Medard Gabel— Basic Bio
Medard Gabel is the Executive Director of the non-profit research and development organization EarthGame. He also leads BigPictureSmallWorld, the Global Solutions Lab and is the former executive director of the World Game Institute and Director of The Cornucopia Project and the Regeneration Project at Rodale Press. He has done work for Tanzania on regenerative agriculture, as well as work in Costa Rica, Spain, The Netherlands, Japan, China, Malaysia and elsewhere. He has written six books on world food and energy problems and solutions, the U.S. food system, multinational corporations, and strategic planning:
- Energy, Earth and Everyone, (Straight Arrow Books/Simon & Schuster, 1975)

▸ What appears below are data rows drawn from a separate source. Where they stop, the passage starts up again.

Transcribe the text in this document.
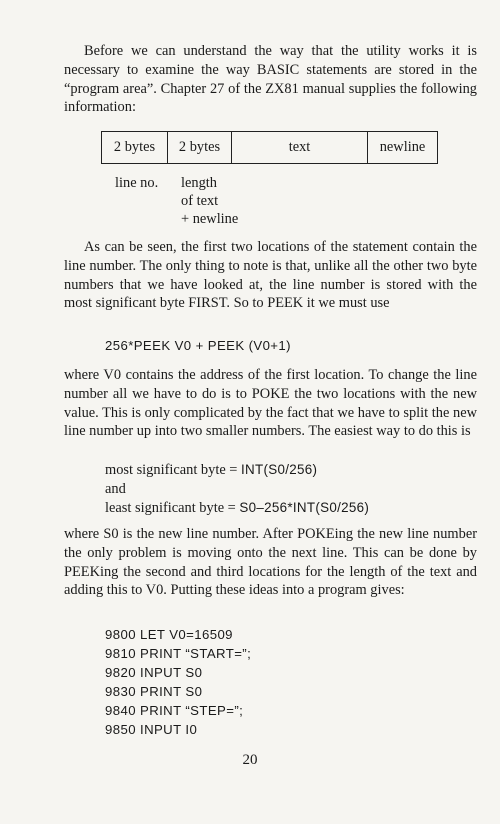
Before we can understand the way that the utility works it is necessary to examine the way BASIC statements are stored in the “program area”. Chapter 27 of the ZX81 manual supplies the following information:

2 bytes	2 bytes	text	newline
line no. length
of text
+ newline

As can be seen, the first two locations of the statement contain the line number. The only thing to note is that, unlike all the other two byte numbers that we have looked at, the line number is stored with the most significant byte FIRST. So to PEEK it we must use

256*PEEK V0 + PEEK (V0+1)

where V0 contains the address of the first location. To change the line number all we have to do is to POKE the two locations with the new value. This is only complicated by the fact that we have to split the new line number up into two smaller numbers. The easiest way to do this is

most significant byte = INT(S0/256)
and
least significant byte = S0–256*INT(S0/256)

where S0 is the new line number. After POKEing the new line number the only problem is moving onto the next line. This can be done by PEEKing the second and third locations for the length of the text and adding this to V0. Putting these ideas into a program gives:

9800 LET V0=16509
9810 PRINT “START=”;
9820 INPUT S0
9830 PRINT S0
9840 PRINT “STEP=”;
9850 INPUT I0
20
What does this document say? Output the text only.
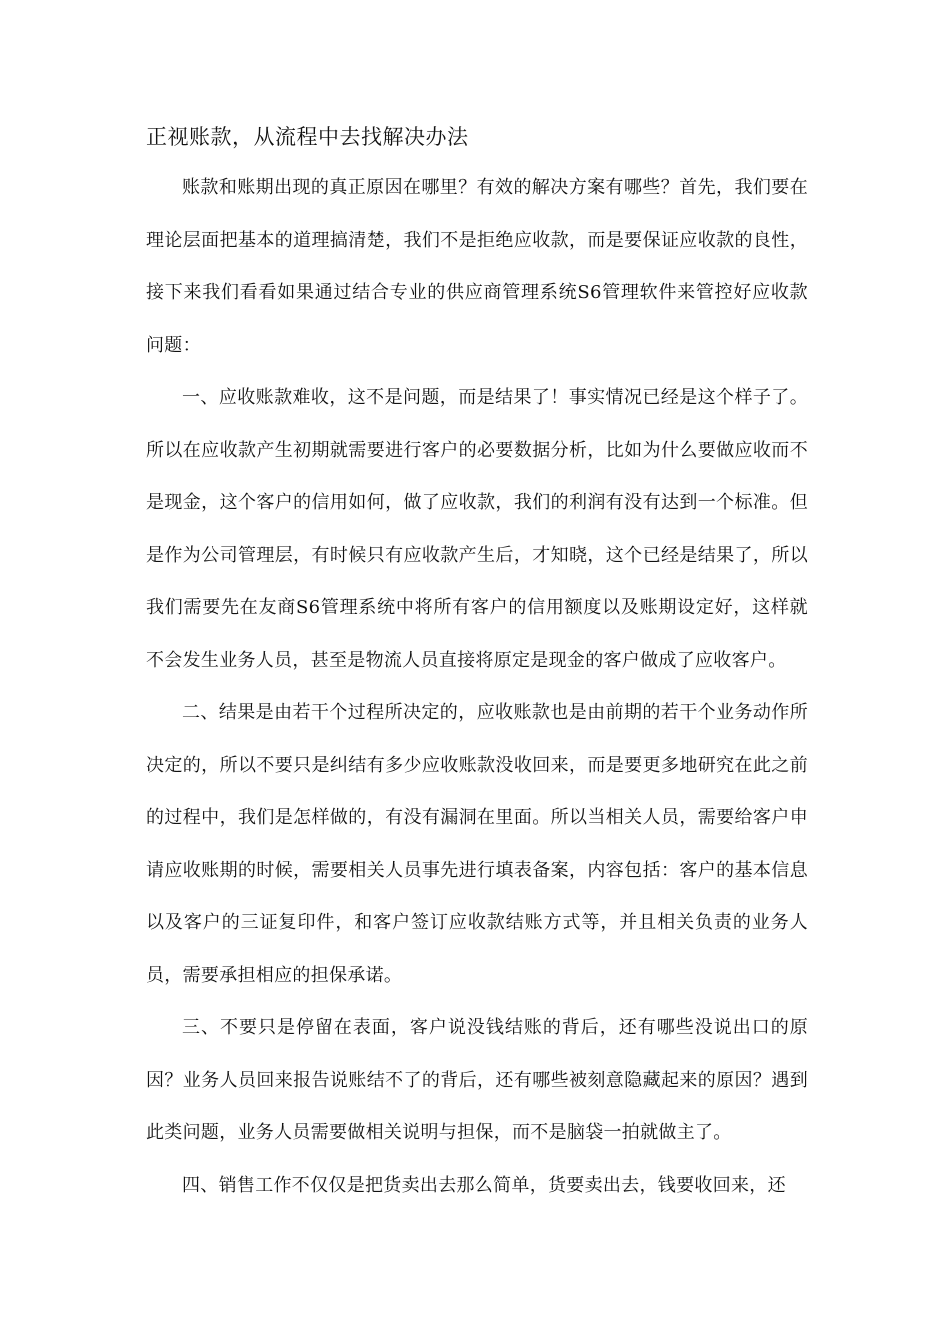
正视账款，从流程中去找解决办法

账款和账期出现的真正原因在哪里？有效的解决方案有哪些？首先，我们要在理论层面把基本的道理搞清楚，我们不是拒绝应收款，而是要保证应收款的良性，接下来我们看看如果通过结合专业的供应商管理系统S6管理软件来管控好应收款问题：

一、应收账款难收，这不是问题，而是结果了！事实情况已经是这个样子了。所以在应收款产生初期就需要进行客户的必要数据分析，比如为什么要做应收而不是现金，这个客户的信用如何，做了应收款，我们的利润有没有达到一个标准。但是作为公司管理层，有时候只有应收款产生后，才知晓，这个已经是结果了，所以我们需要先在友商S6管理系统中将所有客户的信用额度以及账期设定好，这样就不会发生业务人员，甚至是物流人员直接将原定是现金的客户做成了应收客户。

二、结果是由若干个过程所决定的，应收账款也是由前期的若干个业务动作所决定的，所以不要只是纠结有多少应收账款没收回来，而是要更多地研究在此之前的过程中，我们是怎样做的，有没有漏洞在里面。所以当相关人员，需要给客户申请应收账期的时候，需要相关人员事先进行填表备案，内容包括：客户的基本信息以及客户的三证复印件，和客户签订应收款结账方式等，并且相关负责的业务人员，需要承担相应的担保承诺。

三、不要只是停留在表面，客户说没钱结账的背后，还有哪些没说出口的原因？业务人员回来报告说账结不了的背后，还有哪些被刻意隐藏起来的原因？遇到此类问题，业务人员需要做相关说明与担保，而不是脑袋一拍就做主了。

四、销售工作不仅仅是把货卖出去那么简单，货要卖出去，钱要收回来，还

- Energy, Earth and Everyone, (Second Edition, Anchor Press/Doubleday, 1980)
- Ho-Ping: Food for Everyone, (Anchor Press/Doubleday, 1979)
- Empty Breadbasket? The Coming Challenge to America’s Food Supply and What We Can Do About It, (co-author) (Rodale Press, 1982)
- Environmental Design Science Primer, (co-author), (Department of HEW; Office of Environmental Education)
- Global Inc. An Atlas of the Multinational Corporation, (The New Press, 2003).
- Designing the World to Work for Everyone— Strategies for Reaching the Millennium Development and Sustainable Development Goals (BigPictureSmallWorld, 2010, 2012, 2014, 2016, 2019)
- Design Science Primer, (BigPictureSmallWorld, 2016)
Mr. Gabel has designed and developed a variety of global problem solving and visualization tools (such as the World Game and Earth Dashboard), software applications, including global databases, Internet based global simulations, games and short films. He has worked as a consultant and/or run workshops for the UN, US Congress, the governments of the Netherlands, Tanzania and Spain, as well as World Bank, UNEP, GM, Motorola, IBM, Chase Manhattan Bank, Exxon, AT&T, DuPont, British Airways, and other multinational corporations. He worked with Buckminster Fuller for 12 years on a variety of projects— from work on a Regenerative Resource Industry to participating in the first and designing and running subsequent World Game Workshops, to organizing Fuller’s archives, arranging the 42-hour video lecture by Buckminster Fuller presenting “everything I know”, and designing multiple versions of the World Game while Executive Director at the World Game Institute (these included the World Game Climate Change Game, World Environment Game, World Diversity Game, and the online NetWorld Game). He is now working on WorldGame 2.0 with colleagues from the World Game Institute, the Global Solutions Lab and writing a number of books.